Susan Adams, vice president of health informatics for the Massachusetts League of Community Health Centers, says the technology gives care teams instant digital access to information that would otherwise be siloed away, creating gaps in care that could affect outcomes. She said those care teams had to ask for paper printouts of those visits, then manually enter the data into the patient’s medical record.
“We could be at the printer all day long,” she says.
Thirteen of the Mass League’s CHCs were originally put on Bamboo Health’s platform to monitor some 400,000 patients. According to the organizations, those CHCs saw a 47% reduction in 30-day readmissions among ED patients, a 20% reduction in 30-day readmission among hospitalized patients, and a 33% increase in follow-ups within 30 days of discharge.

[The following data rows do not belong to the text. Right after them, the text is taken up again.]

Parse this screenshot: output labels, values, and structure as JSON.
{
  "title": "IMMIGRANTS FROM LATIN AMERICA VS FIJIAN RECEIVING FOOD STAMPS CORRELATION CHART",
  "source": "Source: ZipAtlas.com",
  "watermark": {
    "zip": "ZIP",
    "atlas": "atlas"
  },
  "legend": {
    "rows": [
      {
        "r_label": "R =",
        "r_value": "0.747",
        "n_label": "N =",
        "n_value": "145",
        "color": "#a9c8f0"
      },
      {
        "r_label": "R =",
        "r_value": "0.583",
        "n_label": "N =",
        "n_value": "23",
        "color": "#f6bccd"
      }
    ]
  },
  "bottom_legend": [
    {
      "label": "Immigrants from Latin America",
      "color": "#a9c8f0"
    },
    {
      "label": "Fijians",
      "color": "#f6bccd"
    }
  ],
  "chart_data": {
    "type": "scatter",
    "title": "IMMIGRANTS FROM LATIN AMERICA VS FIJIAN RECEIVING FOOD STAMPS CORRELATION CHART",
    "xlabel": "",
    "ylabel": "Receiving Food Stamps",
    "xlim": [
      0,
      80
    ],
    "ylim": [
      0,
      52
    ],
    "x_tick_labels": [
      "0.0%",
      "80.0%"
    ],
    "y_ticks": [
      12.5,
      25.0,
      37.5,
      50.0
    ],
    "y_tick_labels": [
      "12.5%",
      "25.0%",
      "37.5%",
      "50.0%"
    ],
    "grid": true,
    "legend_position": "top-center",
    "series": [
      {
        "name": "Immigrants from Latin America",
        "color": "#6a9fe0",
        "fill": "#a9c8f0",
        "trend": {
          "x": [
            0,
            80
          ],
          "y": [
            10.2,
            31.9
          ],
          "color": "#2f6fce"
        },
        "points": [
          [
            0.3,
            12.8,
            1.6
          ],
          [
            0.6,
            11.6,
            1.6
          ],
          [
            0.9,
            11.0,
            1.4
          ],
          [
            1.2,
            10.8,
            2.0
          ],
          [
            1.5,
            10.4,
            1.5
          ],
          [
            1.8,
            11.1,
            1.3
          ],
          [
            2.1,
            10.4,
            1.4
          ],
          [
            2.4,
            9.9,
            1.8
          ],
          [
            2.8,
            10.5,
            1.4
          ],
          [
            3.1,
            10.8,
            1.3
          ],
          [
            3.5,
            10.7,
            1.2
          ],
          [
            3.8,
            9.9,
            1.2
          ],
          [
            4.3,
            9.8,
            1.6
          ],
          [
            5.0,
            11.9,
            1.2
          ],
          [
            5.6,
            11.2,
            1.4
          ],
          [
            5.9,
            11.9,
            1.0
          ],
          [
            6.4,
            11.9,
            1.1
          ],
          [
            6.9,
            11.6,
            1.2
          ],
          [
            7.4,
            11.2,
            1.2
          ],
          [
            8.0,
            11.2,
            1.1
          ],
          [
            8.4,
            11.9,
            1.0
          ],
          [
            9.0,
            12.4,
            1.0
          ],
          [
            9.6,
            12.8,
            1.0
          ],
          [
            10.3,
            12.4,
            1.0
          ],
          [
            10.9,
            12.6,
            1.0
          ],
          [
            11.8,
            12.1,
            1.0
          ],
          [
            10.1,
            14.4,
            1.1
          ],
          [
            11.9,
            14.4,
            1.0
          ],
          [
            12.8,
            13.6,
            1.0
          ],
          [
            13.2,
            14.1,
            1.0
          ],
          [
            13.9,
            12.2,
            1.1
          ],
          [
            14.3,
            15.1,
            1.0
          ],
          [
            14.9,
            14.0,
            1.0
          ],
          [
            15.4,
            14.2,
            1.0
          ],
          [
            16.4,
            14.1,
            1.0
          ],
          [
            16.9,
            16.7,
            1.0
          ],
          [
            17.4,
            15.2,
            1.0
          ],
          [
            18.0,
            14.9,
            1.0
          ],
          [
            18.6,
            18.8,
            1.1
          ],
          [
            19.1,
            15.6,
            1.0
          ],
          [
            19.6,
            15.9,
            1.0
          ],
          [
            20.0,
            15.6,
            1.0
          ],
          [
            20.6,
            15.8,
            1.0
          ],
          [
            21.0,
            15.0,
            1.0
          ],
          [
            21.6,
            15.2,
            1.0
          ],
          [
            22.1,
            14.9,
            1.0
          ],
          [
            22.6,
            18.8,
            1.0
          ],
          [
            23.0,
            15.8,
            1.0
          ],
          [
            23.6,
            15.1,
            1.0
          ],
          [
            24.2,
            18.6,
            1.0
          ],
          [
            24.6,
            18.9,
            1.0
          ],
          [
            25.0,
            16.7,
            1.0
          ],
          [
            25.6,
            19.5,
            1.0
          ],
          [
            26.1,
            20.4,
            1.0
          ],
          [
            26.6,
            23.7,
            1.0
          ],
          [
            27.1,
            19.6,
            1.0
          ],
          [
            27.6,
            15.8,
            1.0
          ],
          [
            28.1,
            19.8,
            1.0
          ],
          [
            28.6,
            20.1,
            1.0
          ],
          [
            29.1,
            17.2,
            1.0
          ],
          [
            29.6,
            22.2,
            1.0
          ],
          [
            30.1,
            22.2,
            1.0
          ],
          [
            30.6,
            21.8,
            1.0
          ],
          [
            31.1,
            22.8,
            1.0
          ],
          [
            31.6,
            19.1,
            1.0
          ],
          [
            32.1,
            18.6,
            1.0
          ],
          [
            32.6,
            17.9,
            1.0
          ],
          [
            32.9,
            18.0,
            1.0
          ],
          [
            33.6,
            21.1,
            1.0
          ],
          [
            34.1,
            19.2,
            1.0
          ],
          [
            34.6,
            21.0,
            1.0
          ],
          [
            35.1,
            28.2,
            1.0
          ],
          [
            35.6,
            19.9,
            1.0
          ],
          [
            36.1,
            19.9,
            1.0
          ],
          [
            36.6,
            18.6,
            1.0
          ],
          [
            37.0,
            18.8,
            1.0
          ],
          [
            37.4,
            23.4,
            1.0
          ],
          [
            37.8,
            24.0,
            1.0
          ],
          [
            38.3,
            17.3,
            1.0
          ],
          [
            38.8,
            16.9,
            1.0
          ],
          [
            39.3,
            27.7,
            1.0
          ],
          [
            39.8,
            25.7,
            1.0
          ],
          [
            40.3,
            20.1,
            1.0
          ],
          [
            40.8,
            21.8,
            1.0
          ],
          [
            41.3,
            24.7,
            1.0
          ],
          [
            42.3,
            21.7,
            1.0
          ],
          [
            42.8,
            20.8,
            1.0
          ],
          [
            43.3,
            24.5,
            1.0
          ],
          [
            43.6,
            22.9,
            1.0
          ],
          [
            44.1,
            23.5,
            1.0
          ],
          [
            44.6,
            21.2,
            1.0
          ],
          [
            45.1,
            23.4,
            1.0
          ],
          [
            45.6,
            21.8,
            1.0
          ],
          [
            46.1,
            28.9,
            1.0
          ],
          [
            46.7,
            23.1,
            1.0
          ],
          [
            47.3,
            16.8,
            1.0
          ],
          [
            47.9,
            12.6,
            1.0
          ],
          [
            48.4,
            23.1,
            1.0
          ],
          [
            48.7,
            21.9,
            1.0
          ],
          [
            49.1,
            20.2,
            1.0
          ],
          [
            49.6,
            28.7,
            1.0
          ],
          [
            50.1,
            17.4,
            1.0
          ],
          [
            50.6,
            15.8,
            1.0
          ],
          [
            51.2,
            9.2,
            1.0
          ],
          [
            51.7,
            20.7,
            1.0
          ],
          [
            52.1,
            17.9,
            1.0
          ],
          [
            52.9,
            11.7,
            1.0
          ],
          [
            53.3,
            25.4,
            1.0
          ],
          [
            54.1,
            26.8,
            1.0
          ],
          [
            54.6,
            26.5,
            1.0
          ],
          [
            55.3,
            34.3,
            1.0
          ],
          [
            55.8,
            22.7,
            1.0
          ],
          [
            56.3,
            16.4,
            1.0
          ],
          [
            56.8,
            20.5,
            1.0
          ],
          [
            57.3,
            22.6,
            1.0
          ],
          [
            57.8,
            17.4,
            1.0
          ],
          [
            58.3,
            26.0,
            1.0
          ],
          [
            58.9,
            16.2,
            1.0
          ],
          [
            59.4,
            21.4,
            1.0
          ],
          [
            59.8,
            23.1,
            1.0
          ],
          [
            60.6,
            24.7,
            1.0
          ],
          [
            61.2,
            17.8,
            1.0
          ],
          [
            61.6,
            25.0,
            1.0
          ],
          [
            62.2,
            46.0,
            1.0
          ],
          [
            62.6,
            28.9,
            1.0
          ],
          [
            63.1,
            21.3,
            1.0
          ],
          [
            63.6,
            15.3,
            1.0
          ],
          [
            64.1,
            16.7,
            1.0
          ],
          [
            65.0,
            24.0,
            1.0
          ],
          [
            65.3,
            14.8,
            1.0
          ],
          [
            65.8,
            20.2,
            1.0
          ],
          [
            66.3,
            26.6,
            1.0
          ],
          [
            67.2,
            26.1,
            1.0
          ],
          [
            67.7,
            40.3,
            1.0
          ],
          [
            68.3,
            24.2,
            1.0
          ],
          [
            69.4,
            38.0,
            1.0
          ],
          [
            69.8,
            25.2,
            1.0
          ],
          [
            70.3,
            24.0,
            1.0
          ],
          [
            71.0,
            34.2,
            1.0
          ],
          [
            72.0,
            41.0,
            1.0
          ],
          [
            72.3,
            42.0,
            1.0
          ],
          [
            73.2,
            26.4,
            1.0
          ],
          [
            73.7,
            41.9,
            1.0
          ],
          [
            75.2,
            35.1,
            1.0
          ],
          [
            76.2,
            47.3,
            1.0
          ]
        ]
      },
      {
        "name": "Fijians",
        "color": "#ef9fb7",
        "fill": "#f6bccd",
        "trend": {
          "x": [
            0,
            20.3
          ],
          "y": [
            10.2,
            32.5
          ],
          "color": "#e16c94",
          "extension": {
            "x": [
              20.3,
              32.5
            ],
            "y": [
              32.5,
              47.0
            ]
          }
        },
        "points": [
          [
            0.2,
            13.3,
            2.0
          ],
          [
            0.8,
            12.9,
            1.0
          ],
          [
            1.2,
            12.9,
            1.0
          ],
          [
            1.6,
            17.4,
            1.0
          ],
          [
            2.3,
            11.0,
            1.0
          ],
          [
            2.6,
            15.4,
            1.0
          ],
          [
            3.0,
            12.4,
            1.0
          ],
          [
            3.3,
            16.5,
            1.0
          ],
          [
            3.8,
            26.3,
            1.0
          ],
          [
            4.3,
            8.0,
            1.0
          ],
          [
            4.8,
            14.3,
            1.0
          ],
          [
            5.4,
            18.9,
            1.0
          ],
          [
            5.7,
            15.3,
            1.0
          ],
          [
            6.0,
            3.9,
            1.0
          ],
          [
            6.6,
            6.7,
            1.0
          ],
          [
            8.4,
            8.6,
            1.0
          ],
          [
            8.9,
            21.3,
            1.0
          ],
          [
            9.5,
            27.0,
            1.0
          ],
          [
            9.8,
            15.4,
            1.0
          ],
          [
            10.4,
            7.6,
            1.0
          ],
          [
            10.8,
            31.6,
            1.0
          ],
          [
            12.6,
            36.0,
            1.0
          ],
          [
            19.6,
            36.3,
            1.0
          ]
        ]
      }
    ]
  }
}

The Mass League is now expanding that platform to more CHCs.
“We aren’t getting all the data we need to manage these patients,” Adams says, noting care teams sometimes never learn that a patient has been hospitalized or visited an ED somewhere else unless it comes up in conversation with the patient. The more data we can put into [the patient record] the better chance we have of providing care.”
Having a complete patient record, she says, also helps with chronic care management and strategies to address social determinants of health (SDOH), key care programs that CHCs, FQHCs and other health clinics are being asked to take on.
“I think the challenge will come with managing all of these alerts,” Adams says. “But that’s a good challenge. This gives us a chance to address more care [management and] coordination goals. It’s something that we’ve been waiting a long time to do.”